Simon Capelin, of Cambridge University Press, suggested that I send him my papers on quantum philosophy and let him make them into a book. I have done so. The papers, from the years 1964–1986, are presented here in the order, as far as I now can tell, in which they were written. But of course that is not the order, if any, in which they should be read.
Papers 18 and 20, ‘Speakable and unspeakable in quantum mechanics’ and ‘Six possible worlds of quantum mechanics’, are nontechnical introductions to the subject. They are meant to be intelligible to nonphysicists. So also is most of paper 16, ‘Bertlmann's socks and the nature of reality’, which is concerned with the problem of apparent action at a distance.
For those who know something of quantum formalism, paper 3, ‘The moral aspect of quantum mechanics’, introduces the infamous ‘measurement problem’. I thank Michael Nauenberg, who was co-author of that paper, for permission to include it here. At about the same level, paper 17, ‘On the impossible pilot wave’, begins the discussion of ‘hidden variables’, and of related ‘impossibility’ proofs.

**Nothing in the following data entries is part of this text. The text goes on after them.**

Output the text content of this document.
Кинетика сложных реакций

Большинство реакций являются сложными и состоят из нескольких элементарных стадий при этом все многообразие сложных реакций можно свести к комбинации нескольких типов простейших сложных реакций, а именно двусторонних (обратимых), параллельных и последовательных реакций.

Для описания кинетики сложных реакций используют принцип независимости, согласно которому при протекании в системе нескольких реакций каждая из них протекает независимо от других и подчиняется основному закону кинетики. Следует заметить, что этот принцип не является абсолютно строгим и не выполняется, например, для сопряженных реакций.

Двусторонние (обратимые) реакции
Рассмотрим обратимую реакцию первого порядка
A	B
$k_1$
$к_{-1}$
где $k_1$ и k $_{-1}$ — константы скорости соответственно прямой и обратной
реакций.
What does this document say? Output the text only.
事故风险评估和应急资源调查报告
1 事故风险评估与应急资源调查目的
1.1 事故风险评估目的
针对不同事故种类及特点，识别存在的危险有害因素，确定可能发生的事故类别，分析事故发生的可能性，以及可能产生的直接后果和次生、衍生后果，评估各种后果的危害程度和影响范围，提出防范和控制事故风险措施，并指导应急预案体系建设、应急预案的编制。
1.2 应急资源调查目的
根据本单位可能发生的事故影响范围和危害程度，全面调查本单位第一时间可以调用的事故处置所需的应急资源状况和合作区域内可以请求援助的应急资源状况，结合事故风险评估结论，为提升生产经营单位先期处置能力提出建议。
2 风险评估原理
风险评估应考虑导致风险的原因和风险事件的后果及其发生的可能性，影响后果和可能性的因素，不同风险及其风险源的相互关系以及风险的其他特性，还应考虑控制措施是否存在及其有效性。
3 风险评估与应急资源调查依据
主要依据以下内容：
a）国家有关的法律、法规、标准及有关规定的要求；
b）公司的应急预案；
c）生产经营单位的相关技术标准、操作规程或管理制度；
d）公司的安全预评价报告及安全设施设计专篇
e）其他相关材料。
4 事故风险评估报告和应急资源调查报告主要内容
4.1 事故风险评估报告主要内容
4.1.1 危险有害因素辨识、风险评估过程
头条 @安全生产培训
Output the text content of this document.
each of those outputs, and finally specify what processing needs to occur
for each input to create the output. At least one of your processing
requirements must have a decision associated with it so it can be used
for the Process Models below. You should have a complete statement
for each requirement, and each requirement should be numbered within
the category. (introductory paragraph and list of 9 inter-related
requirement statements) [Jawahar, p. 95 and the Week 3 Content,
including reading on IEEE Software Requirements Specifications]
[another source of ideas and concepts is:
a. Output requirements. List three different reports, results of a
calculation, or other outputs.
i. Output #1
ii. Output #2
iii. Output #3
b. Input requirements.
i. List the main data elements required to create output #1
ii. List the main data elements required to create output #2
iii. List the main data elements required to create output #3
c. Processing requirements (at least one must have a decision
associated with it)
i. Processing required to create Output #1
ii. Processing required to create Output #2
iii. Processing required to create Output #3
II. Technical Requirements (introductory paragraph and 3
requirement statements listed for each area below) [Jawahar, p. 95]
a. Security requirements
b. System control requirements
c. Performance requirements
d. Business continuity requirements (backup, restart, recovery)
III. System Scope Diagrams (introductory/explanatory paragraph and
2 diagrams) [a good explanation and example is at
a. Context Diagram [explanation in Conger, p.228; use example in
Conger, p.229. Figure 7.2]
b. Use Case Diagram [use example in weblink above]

More elaborate discussions of the ‘measurement problem’ are given in paper 6, ‘On wavepacket reduction in the Coleman–Hepp model’, and in 15, ‘Quantum mechanics for cosmologists’. These show my conviction that, despite numerous solutions of the problem ‘for all practical purposes’, a problem of principle remains. It is that of locating precisely the boundary between what must be described by wavy quantum states on the one hand, and in Bohr's ‘classical terms’ on the other.